The significance of behavioral neuroscience and the validity of its animal models of human pathology largely depend on the possibility to replicate a given finding across different laboratories. Under the present test and housing conditions, this axiom fails to resist the challenge of experimental validation. When several mouse strains are tested on highly standardized behavioral test batteries in different laboratories, significant strain x lab interactions are often detected. This limitation, predominantly due to elevated within-group variability observed in control subjects, increases the number of animals needed to address fine experimental questions. Laboratory rodents display abnormal stress and fear reactions to experimental testing, which might depend on the discrepancy between the stability of the neonatal environment and the challenging nature of the adult test and housing conditions.
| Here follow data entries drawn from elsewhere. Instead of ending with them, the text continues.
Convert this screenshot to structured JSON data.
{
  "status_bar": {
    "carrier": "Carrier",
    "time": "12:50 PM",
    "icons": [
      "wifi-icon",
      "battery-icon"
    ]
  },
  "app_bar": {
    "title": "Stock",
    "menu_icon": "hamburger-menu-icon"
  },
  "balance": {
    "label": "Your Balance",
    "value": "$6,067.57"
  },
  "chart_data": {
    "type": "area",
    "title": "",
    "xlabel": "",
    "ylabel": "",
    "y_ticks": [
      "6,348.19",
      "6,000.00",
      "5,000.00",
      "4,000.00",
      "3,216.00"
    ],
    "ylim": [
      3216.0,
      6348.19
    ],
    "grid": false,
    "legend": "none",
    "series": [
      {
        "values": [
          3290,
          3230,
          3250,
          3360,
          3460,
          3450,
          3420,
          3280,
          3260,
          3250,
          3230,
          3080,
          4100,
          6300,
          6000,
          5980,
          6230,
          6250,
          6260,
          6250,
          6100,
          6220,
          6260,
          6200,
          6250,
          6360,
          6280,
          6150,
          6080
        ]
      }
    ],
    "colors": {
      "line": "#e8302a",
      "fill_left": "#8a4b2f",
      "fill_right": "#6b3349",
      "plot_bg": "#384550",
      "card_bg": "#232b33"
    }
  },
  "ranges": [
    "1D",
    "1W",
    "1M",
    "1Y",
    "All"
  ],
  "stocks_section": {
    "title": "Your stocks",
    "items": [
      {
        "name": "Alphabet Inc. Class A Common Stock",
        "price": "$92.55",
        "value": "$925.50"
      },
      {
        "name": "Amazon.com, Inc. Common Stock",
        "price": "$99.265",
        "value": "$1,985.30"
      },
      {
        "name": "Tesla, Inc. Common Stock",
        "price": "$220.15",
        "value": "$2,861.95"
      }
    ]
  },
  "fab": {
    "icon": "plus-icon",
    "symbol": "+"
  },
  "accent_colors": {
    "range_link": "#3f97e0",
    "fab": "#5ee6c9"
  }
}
Stimulating neonatal environments (e.g. brief maternal separations, increased foraging demands or maternal corticosterone supplementation) reduce stress and fear responses in adulthood. Here we tested whether reduced fearfulness associated with experimental testing would also reduce inter-individual variation. In line with our predictions, we show that a moderate elevation in neonatal corticosterone through maternal milk significantly reduces fear responses and inter-individual variability (average 44%) in adult mouse offspring.


We observed reduced variation in pain perception, novelty preference, hormonal stress response and resistance to pathogen infection. This suggests that the results of this study may apply to a relatively broad spectrum of neuro-behavioral domains. Present findings encourage a reconsideration of the basic principles of neonatal housing systems to improve the validity of experimental models and reduce the number of animals used.